The Press Association, an association of accredited journalists in India, has slammed the PCI for taking a “unilateral” action concerning the matter of maintaining freedom of the press in Kashmir.
PCI asked permission from the Supreme Court to intervene in the petition filed by Anuradha Bhasin, editor of Kashmir Times. This petition filed by Anuradha Bhasin demands the end of the communication blockade in Kashmir post abrogation of the Articles 370 and 35A. PCI said the media clampdown is in “national interest” backing the media clampdown in Kashmir, claiming it to be necessary to “protect the integrity and sovereignty of the nation.”
Two members of PCI, who are also the members of Press Association told The Wire, that they had in fact not even been consulted in this matter. Even though there was a meeting about the prevailing situation in Kashmir, they said that the matter of the writ petition was not even mentioned, let alone consulted with.
Jaishankar Gupta is president of the association and C.K. Nayak is the general secretary. In a written statement, they uncovered that the full council met on August 22 for the entire day but there was “no mention” of the writ petition.

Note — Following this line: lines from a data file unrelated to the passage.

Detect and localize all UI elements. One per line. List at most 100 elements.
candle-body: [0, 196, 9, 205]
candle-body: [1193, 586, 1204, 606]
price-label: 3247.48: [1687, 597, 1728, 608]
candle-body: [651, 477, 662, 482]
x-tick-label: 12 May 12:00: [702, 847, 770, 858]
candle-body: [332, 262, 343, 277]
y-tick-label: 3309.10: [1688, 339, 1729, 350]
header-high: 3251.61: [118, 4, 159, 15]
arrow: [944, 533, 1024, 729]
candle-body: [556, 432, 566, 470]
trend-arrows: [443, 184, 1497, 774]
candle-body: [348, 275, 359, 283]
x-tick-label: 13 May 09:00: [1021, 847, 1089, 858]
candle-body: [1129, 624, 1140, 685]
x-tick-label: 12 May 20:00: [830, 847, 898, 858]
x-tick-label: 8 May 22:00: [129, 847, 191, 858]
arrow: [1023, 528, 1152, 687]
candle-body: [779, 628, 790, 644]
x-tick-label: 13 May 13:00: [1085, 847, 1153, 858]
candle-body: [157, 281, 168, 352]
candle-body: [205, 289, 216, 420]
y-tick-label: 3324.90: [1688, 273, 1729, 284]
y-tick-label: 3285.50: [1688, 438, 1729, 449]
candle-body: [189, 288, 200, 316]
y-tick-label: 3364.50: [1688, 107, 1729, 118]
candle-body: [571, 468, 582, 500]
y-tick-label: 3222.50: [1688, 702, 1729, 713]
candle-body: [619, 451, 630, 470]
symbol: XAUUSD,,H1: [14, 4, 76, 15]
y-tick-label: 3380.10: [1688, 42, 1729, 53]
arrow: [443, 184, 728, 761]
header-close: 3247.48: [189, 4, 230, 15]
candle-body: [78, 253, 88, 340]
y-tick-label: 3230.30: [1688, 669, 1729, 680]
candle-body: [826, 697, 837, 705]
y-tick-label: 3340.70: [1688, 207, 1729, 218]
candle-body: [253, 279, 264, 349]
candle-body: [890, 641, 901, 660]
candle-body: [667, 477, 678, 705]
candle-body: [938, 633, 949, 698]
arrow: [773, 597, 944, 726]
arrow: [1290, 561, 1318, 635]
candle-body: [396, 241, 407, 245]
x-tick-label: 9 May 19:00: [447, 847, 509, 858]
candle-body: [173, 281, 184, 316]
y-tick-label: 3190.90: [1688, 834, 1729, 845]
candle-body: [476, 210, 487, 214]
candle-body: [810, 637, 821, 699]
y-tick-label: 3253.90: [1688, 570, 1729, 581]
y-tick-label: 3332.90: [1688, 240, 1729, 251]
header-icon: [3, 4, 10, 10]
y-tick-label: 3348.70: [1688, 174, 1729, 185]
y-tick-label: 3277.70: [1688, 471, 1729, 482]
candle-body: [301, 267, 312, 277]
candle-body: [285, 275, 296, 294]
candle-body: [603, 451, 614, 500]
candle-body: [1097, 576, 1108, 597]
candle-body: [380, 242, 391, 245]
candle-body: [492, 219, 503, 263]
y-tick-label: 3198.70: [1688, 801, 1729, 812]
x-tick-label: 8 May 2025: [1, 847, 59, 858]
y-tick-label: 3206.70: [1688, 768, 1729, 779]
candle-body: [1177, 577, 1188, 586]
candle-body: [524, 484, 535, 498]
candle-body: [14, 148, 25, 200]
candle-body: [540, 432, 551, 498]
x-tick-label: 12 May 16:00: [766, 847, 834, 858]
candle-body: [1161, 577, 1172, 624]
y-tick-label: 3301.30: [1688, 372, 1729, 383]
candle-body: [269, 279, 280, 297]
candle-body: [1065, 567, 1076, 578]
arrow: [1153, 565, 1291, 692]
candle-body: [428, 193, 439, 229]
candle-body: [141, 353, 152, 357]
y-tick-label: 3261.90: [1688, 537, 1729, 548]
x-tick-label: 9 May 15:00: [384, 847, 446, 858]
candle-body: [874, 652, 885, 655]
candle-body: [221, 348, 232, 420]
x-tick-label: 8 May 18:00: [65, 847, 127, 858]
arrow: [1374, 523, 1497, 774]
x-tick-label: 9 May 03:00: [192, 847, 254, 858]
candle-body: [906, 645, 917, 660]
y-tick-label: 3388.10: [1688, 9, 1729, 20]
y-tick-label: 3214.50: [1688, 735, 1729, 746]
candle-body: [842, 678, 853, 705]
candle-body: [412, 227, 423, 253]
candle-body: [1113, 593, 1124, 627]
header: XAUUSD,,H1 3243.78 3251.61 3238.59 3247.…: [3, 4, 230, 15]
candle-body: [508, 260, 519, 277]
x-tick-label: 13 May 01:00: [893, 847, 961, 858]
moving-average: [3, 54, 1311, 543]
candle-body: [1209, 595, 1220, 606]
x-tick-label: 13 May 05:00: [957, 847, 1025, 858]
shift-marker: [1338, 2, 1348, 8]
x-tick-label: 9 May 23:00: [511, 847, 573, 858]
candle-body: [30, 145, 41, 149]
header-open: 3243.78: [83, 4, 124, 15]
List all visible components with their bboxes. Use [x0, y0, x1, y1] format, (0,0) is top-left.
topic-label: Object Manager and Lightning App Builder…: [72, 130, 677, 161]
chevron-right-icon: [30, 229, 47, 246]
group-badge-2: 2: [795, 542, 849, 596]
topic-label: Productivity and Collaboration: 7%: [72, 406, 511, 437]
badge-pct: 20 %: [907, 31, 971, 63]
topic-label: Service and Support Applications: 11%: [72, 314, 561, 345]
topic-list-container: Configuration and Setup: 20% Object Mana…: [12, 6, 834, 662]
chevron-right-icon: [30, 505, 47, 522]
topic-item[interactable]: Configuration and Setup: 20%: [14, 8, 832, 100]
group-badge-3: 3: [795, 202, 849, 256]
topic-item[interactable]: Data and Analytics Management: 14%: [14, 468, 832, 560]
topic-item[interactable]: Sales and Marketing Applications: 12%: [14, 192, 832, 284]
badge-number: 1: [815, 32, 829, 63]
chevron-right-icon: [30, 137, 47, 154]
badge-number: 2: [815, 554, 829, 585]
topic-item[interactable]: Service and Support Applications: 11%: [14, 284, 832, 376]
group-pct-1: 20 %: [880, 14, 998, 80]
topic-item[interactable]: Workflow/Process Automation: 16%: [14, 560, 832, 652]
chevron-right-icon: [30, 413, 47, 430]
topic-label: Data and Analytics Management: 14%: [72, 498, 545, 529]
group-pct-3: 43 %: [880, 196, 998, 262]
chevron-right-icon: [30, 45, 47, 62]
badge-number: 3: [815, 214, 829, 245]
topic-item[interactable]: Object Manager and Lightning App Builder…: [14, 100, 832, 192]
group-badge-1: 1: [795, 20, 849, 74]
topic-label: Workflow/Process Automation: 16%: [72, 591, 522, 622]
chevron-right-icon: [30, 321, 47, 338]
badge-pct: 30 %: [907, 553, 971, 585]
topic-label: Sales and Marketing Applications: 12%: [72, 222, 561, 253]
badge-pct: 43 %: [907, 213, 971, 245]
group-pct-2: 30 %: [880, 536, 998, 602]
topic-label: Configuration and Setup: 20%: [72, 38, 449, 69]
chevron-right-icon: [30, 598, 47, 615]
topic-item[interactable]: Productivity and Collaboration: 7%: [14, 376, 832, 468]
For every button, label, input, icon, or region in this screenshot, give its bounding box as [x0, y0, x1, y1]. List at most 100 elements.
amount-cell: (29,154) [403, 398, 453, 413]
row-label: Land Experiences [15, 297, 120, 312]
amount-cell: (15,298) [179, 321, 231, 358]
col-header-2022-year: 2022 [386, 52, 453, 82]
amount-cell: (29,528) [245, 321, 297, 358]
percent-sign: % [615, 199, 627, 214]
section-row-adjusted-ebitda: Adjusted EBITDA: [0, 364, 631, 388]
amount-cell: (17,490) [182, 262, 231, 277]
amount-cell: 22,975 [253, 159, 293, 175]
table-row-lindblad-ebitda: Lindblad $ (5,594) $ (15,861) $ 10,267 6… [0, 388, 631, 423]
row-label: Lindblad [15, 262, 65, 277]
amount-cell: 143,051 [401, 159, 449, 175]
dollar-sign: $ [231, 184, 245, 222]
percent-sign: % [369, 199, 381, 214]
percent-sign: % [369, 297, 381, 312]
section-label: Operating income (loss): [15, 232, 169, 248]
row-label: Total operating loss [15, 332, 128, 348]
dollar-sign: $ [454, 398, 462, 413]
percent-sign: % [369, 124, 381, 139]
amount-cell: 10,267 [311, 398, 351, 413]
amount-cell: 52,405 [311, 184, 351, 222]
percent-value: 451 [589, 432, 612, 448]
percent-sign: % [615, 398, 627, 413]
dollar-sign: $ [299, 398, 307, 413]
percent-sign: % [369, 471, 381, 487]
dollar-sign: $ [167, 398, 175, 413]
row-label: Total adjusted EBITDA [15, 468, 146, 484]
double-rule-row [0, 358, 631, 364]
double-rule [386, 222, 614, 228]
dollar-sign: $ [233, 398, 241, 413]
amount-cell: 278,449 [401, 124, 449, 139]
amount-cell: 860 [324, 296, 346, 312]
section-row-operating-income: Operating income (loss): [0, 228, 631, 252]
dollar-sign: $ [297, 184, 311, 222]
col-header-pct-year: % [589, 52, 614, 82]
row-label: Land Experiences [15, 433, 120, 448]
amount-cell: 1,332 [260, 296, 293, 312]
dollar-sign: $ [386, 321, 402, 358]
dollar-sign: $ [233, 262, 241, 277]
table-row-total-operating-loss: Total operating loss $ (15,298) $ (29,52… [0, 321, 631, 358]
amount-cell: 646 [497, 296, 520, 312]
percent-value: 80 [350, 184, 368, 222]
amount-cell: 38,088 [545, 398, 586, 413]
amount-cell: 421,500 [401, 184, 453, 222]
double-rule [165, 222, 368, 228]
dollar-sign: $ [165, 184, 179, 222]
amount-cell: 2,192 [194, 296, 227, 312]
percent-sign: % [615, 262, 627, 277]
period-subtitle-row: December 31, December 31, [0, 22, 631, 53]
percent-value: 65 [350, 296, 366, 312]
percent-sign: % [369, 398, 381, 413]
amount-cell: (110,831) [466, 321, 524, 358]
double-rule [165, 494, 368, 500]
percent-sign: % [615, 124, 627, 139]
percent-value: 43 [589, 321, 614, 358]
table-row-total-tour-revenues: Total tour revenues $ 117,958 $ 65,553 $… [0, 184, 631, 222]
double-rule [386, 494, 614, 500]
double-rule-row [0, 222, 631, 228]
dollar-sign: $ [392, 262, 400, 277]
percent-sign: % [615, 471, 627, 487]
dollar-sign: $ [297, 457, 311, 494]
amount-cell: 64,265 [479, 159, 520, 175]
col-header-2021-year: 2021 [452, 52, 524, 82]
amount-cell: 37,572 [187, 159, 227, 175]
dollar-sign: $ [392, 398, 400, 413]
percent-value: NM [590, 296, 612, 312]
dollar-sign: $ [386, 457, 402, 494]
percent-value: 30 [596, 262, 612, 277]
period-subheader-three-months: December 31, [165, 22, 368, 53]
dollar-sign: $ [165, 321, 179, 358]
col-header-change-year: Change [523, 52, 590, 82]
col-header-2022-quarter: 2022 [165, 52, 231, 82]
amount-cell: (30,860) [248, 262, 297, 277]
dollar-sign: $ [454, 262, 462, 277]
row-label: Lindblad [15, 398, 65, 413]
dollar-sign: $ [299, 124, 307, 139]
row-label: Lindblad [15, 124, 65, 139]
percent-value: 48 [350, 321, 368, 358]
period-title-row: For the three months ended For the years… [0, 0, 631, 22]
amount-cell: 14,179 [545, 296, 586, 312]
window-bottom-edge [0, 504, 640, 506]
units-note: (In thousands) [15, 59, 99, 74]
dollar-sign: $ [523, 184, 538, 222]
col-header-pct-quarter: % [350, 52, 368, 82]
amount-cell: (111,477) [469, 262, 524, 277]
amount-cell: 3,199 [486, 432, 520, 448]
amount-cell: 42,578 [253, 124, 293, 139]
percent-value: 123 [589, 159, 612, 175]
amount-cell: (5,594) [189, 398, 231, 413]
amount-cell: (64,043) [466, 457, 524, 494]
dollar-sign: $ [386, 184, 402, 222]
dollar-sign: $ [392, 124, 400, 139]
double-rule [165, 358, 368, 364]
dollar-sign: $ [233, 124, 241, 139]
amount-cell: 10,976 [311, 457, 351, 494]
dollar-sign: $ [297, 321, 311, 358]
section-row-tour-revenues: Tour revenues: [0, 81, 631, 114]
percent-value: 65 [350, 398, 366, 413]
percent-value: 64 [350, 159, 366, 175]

They claimed that the petition filed by Anuradha Bhasin was in fact in accordance with the two main objectives of the PCI- maintaining freedom of the press, and upholding standards of journalism. Considering that no newspaper could function, nor any agency since August 5, the PCI should not have intervened with this petition.
Anuradha Bhasin’s petition demands the immediate relaxation of all restrictions on mobile, internet and landline services; relaxation of restrictions on the free movement of journalists and media personnel in the state.
Calling PCI’s intervention backing media limitations “a shameful abdication of its responsibilities,” Krishna Prasad had called out at the move, saying it was an irresponsible stand by the council which is intended to uphold the integrity of journalism.
“If the Press Council – set up by an act of parliament i.e. in the name of the people – sees a free and open media as a threat to the nation’s ‘sovereignty’, and if it believes readers and viewers can and ought to be kept in the dark in special situations, it is a sad day for Indian democracy, although it would not surprise anybody that things have come to such a pass,” he told The Wire on Friday.